In October 2012, FDEP issued a RAP approval order, which requires a limited semi-annual NAM. The most recent groundwater-monitoring event was conducted in September 2016. Natural attenuation default criteria were met at all locations sampled and the semi-annual report was submitted on October 4, 2016 with the recommendation that semi-annual monitoring should continue at this facility. The next semi-annual NAM is scheduled for the first quarter of 2017.
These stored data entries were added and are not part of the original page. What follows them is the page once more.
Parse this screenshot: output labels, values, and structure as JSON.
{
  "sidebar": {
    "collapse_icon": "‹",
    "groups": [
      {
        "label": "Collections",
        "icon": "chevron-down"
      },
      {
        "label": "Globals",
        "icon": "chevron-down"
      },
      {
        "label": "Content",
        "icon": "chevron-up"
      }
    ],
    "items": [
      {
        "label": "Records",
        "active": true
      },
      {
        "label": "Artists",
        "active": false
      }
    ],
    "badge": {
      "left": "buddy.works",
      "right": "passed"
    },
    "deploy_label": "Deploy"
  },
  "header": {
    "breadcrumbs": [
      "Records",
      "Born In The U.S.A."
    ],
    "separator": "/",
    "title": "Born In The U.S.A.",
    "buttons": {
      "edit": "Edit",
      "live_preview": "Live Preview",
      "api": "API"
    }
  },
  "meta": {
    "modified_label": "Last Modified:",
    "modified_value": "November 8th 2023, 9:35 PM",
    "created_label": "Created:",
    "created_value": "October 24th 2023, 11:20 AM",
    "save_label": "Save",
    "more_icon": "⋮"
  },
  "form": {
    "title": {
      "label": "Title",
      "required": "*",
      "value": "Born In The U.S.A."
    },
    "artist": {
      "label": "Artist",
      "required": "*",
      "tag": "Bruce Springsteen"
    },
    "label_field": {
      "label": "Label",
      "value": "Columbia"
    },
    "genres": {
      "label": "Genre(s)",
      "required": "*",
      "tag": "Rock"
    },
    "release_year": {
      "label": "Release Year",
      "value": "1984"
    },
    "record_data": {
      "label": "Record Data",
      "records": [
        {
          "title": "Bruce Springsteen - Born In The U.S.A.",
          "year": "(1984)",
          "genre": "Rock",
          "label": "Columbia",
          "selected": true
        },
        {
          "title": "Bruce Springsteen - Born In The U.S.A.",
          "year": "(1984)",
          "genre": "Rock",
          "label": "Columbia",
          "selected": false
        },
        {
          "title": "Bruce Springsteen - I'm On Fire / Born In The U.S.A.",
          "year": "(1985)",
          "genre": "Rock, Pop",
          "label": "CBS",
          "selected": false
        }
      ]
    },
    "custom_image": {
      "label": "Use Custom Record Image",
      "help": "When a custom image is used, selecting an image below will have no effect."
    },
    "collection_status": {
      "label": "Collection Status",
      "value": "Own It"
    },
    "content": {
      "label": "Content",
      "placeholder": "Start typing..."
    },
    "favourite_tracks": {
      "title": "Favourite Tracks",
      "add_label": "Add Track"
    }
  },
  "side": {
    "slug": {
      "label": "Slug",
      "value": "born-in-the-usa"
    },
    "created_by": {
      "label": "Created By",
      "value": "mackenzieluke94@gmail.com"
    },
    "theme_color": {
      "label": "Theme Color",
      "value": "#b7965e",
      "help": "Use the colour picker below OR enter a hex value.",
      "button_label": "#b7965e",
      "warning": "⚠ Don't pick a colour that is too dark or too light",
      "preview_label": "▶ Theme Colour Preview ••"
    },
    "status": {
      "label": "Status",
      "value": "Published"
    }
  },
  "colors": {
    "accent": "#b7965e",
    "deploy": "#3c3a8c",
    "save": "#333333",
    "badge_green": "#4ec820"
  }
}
Although the duration of the FDEP-required limited NAM cannot be determined with certainty, we anticipate that total costs to complete the remedial action will not exceed $50,000. The annual cost to conduct the limited NAM program is not expected to exceed $8,000.
Pensacola, Florida
FPU formerly owned and operated a MGP in Pensacola, Florida, which was subsequently owned by Gulf Power. Portions of the site are now owned by the City of Pensacola and the FDOT. In October 2009, FDEP informed Gulf Power that it would approve a conditional No Further Action determination for the site with the requirement for institutional and engineering controls. On June 16, 2014, FDEP issued a draft memorandum of understanding between FDOT and FDEP to implement site closure with approved institutional and engineering controls for the site. We anticipate that FPU’s share of remaining legal and cleanup costs will not exceed $5,000.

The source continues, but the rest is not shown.